Question #5

Assalamu alaikum wa rahmatulahi wa barakatuh sister,


This is a very difficult situation to be in where your son who has Downs Syndrome seems to benefit greatly from activities that are discouraged, or even harm in Islam. To allow him to continue means you be able to see him continue to thrive but the concern is that perhaps if this was taken away from him he would lose the social comfort that he presently gains from this. It may even cause a bit of conflict if you try to discourage the same which makes the task even more tricky.


Even though on the surface it might seem difficult, if we consider it solely in the light of Islam the answer becomes much easier. We know that singing and dancing are worldly matters that we should abstain from despite their seeming attractiveness, and whilst this makes it difficult there are many other alternatives Islamically. Keeping in mind that it is only Allah that can improve a person’s state and not thinks like music and dance we should be turning to him for such comfort. We also know that it is said that when we give up something we love, Allah will replace it with better.


When he seems to be benefiting from this it might be hard to discourage him from it but, as his mother you will be held accountable for the actions of your children, so if they commit haram deeds and you know about it and don’t take steps to prevent it, that sin would be counted amongst your own deeds. Keeping this in mind will help provide the motivation to do what you can to discourage him.


This all makes perfect sense to us who are not in his situation, but to try and implement this comes with its own set of challenges. It’s easy to say that such things should be discouraged, but the ‘how?’ is more difficult to deal with.


Clearly, your son has benefitted and thrived in the field of performance so the first step might be to get him involved in performing still, but in a way that is more aligned with Islamic values. If there is nothing to stop him from making his performances more Islamic in the school then you could encourage this. For example, instead of singing and dancing on stage, reciting Qur’an on stage instead, reciting with a beautiful voice. If the school is not agreeable to this, then this could be something done in the local Muslim community.


You might ask the masjid if they could organise something with the youth to put on halal performances of such a thing doesn’t exist already. This will encourage the youth to come together and for your son to interact with others for the same purpose that he has thrived previously, only on an act that is more acceptable.

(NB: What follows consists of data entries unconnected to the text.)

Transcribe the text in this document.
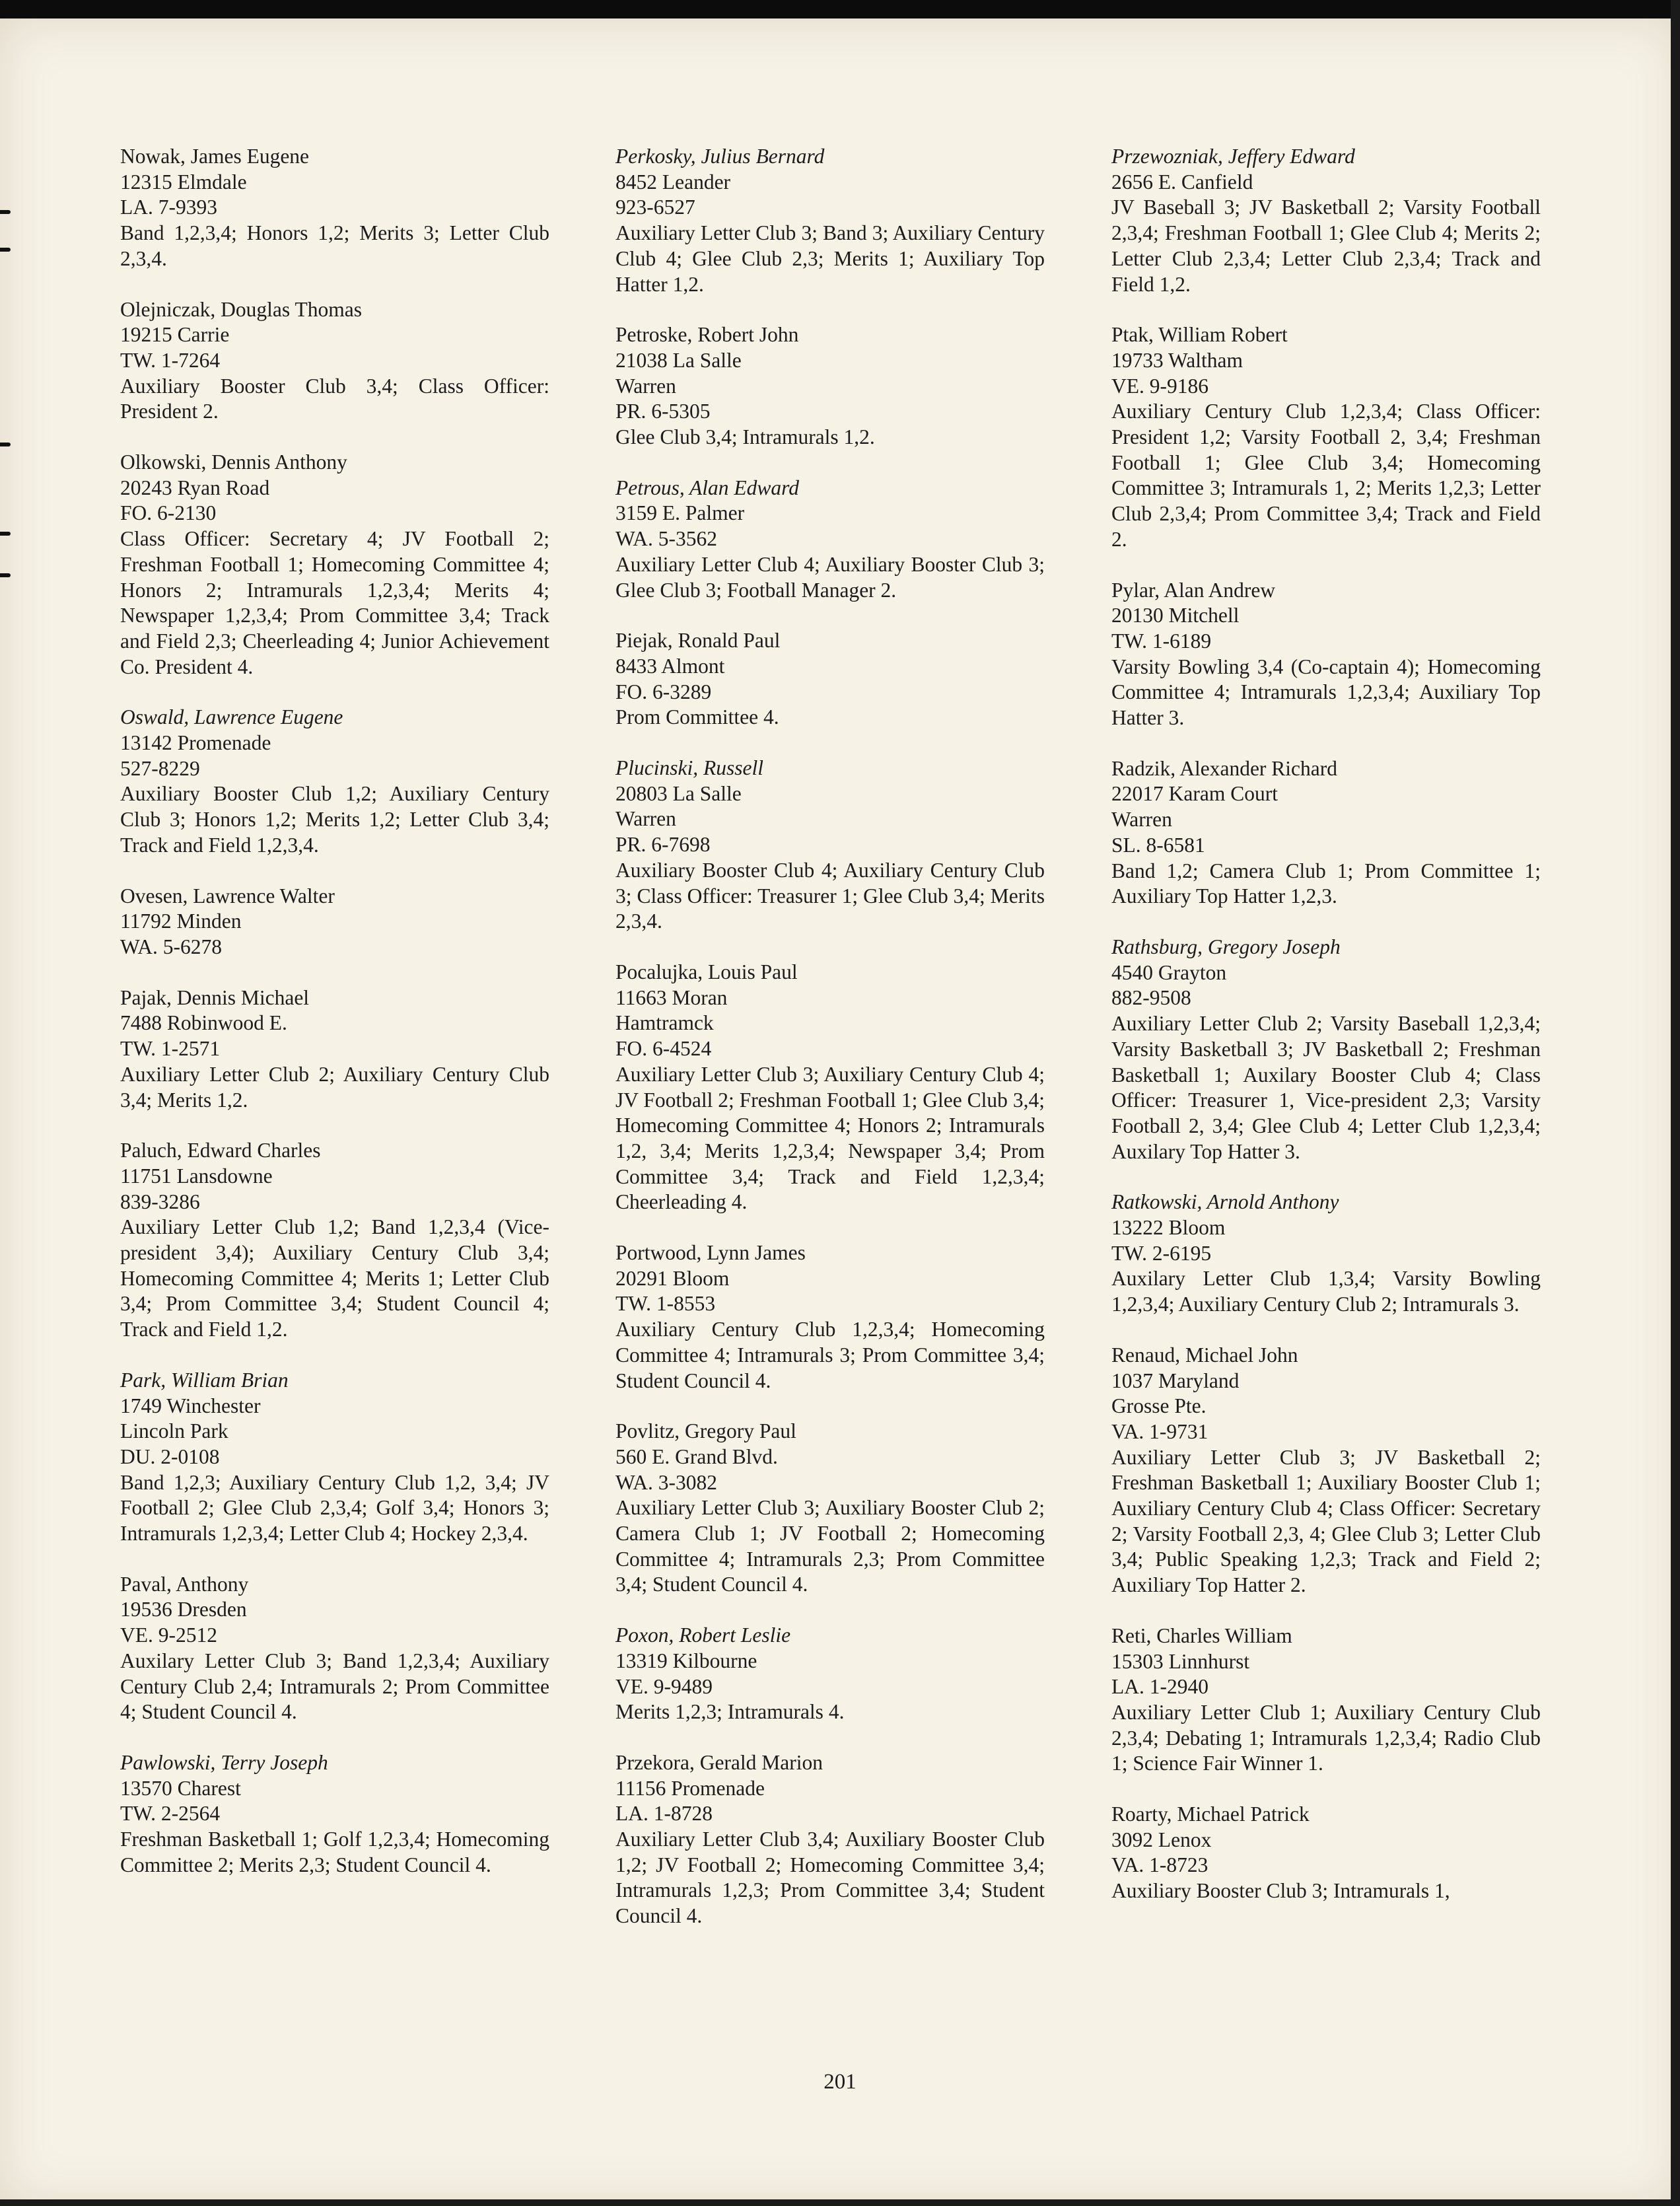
Nowak, James Eugene
12315 Elmdale
LA. 7-9393
Band 1,2,3,4; Honors 1,2; Merits 3; Letter Club 2,3,4.
Olejniczak, Douglas Thomas
19215 Carrie
TW. 1-7264
Auxiliary Booster Club 3,4; Class Officer: President 2.
Olkowski, Dennis Anthony
20243 Ryan Road
FO. 6-2130
Class Officer: Secretary 4; JV Football 2; Freshman Football 1; Homecoming Committee 4; Honors 2; Intramurals 1,2,3,4; Merits 4; Newspaper 1,2,3,4; Prom Committee 3,4; Track and Field 2,3; Cheerleading 4; Junior Achievement Co. President 4.
Oswald, Lawrence Eugene
13142 Promenade
527-8229
Auxiliary Booster Club 1,2; Auxiliary Century Club 3; Honors 1,2; Merits 1,2; Letter Club 3,4; Track and Field 1,2,3,4.
Ovesen, Lawrence Walter
11792 Minden
WA. 5-6278
Pajak, Dennis Michael
7488 Robinwood E.
TW. 1-2571
Auxiliary Letter Club 2; Auxiliary Century Club 3,4; Merits 1,2.
Paluch, Edward Charles
11751 Lansdowne
839-3286
Auxiliary Letter Club 1,2; Band 1,2,3,4 (Vice-president 3,4); Auxiliary Century Club 3,4; Homecoming Committee 4; Merits 1; Letter Club 3,4; Prom Committee 3,4; Student Council 4; Track and Field 1,2.
Park, William Brian
1749 Winchester
Lincoln Park
DU. 2-0108
Band 1,2,3; Auxiliary Century Club 1,2, 3,4; JV Football 2; Glee Club 2,3,4; Golf 3,4; Honors 3; Intramurals 1,2,3,4; Letter Club 4; Hockey 2,3,4.
Paval, Anthony
19536 Dresden
VE. 9-2512
Auxilary Letter Club 3; Band 1,2,3,4; Auxiliary Century Club 2,4; Intramurals 2; Prom Committee 4; Student Council 4.
Pawlowski, Terry Joseph
13570 Charest
TW. 2-2564
Freshman Basketball 1; Golf 1,2,3,4; Homecoming Committee 2; Merits 2,3; Student Council 4.
Perkosky, Julius Bernard
8452 Leander
923-6527
Auxiliary Letter Club 3; Band 3; Auxiliary Century Club 4; Glee Club 2,3; Merits 1; Auxiliary Top Hatter 1,2.
Petroske, Robert John
21038 La Salle
Warren
PR. 6-5305
Glee Club 3,4; Intramurals 1,2.
Petrous, Alan Edward
3159 E. Palmer
WA. 5-3562
Auxiliary Letter Club 4; Auxiliary Booster Club 3; Glee Club 3; Football Manager 2.
Piejak, Ronald Paul
8433 Almont
FO. 6-3289
Prom Committee 4.
Plucinski, Russell
20803 La Salle
Warren
PR. 6-7698
Auxiliary Booster Club 4; Auxiliary Century Club 3; Class Officer: Treasurer 1; Glee Club 3,4; Merits 2,3,4.
Pocalujka, Louis Paul
11663 Moran
Hamtramck
FO. 6-4524
Auxiliary Letter Club 3; Auxiliary Century Club 4; JV Football 2; Freshman Football 1; Glee Club 3,4; Homecoming Committee 4; Honors 2; Intramurals 1,2, 3,4; Merits 1,2,3,4; Newspaper 3,4; Prom Committee 3,4; Track and Field 1,2,3,4; Cheerleading 4.
Portwood, Lynn James
20291 Bloom
TW. 1-8553
Auxiliary Century Club 1,2,3,4; Homecoming Committee 4; Intramurals 3; Prom Committee 3,4; Student Council 4.
Povlitz, Gregory Paul
560 E. Grand Blvd.
WA. 3-3082
Auxiliary Letter Club 3; Auxiliary Booster Club 2; Camera Club 1; JV Football 2; Homecoming Committee 4; Intramurals 2,3; Prom Committee 3,4; Student Council 4.
Poxon, Robert Leslie
13319 Kilbourne
VE. 9-9489
Merits 1,2,3; Intramurals 4.
Przekora, Gerald Marion
11156 Promenade
LA. 1-8728
Auxiliary Letter Club 3,4; Auxiliary Booster Club 1,2; JV Football 2; Homecoming Committee 3,4; Intramurals 1,2,3; Prom Committee 3,4; Student Council 4.
Przewozniak, Jeffery Edward
2656 E. Canfield
JV Baseball 3; JV Basketball 2; Varsity Football 2,3,4; Freshman Football 1; Glee Club 4; Merits 2; Letter Club 2,3,4; Letter Club 2,3,4; Track and Field 1,2.
Ptak, William Robert
19733 Waltham
VE. 9-9186
Auxiliary Century Club 1,2,3,4; Class Officer: President 1,2; Varsity Football 2, 3,4; Freshman Football 1; Glee Club 3,4; Homecoming Committee 3; Intramurals 1, 2; Merits 1,2,3; Letter Club 2,3,4; Prom Committee 3,4; Track and Field 2.
Pylar, Alan Andrew
20130 Mitchell
TW. 1-6189
Varsity Bowling 3,4 (Co-captain 4); Homecoming Committee 4; Intramurals 1,2,3,4; Auxiliary Top Hatter 3.
Radzik, Alexander Richard
22017 Karam Court
Warren
SL. 8-6581
Band 1,2; Camera Club 1; Prom Committee 1; Auxiliary Top Hatter 1,2,3.
Rathsburg, Gregory Joseph
4540 Grayton
882-9508
Auxiliary Letter Club 2; Varsity Baseball 1,2,3,4; Varsity Basketball 3; JV Basketball 2; Freshman Basketball 1; Auxilary Booster Club 4; Class Officer: Treasurer 1, Vice-president 2,3; Varsity Football 2, 3,4; Glee Club 4; Letter Club 1,2,3,4; Auxilary Top Hatter 3.
Ratkowski, Arnold Anthony
13222 Bloom
TW. 2-6195
Auxilary Letter Club 1,3,4; Varsity Bowling 1,2,3,4; Auxiliary Century Club 2; Intramurals 3.
Renaud, Michael John
1037 Maryland
Grosse Pte.
VA. 1-9731
Auxiliary Letter Club 3; JV Basketball 2; Freshman Basketball 1; Auxiliary Booster Club 1; Auxiliary Century Club 4; Class Officer: Secretary 2; Varsity Football 2,3, 4; Glee Club 3; Letter Club 3,4; Public Speaking 1,2,3; Track and Field 2; Auxiliary Top Hatter 2.
Reti, Charles William
15303 Linnhurst
LA. 1-2940
Auxiliary Letter Club 1; Auxiliary Century Club 2,3,4; Debating 1; Intramurals 1,2,3,4; Radio Club 1; Science Fair Winner 1.
Roarty, Michael Patrick
3092 Lenox
VA. 1-8723
Auxiliary Booster Club 3; Intramurals 1,
201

In sha Allah this will have the same effect on his social skills as previously. This should give him the same social boost as previously which will make it easier to part from what you have discouraged him from as it has been replaced with something that gives him the same.


Fortunately, since your household is not fond of music this will make it easier for him too. And, if he desires music still, then you could get him a duff drum which is the one permitted instrument in Islam. You can find ways to implement this into his learning so that he may benefit in the same way that he has previously with music.


May Allah reward your concern for your son and trying to raise him in the best way whilst pleasing Allah. May He make the task an easy on for both you and your son.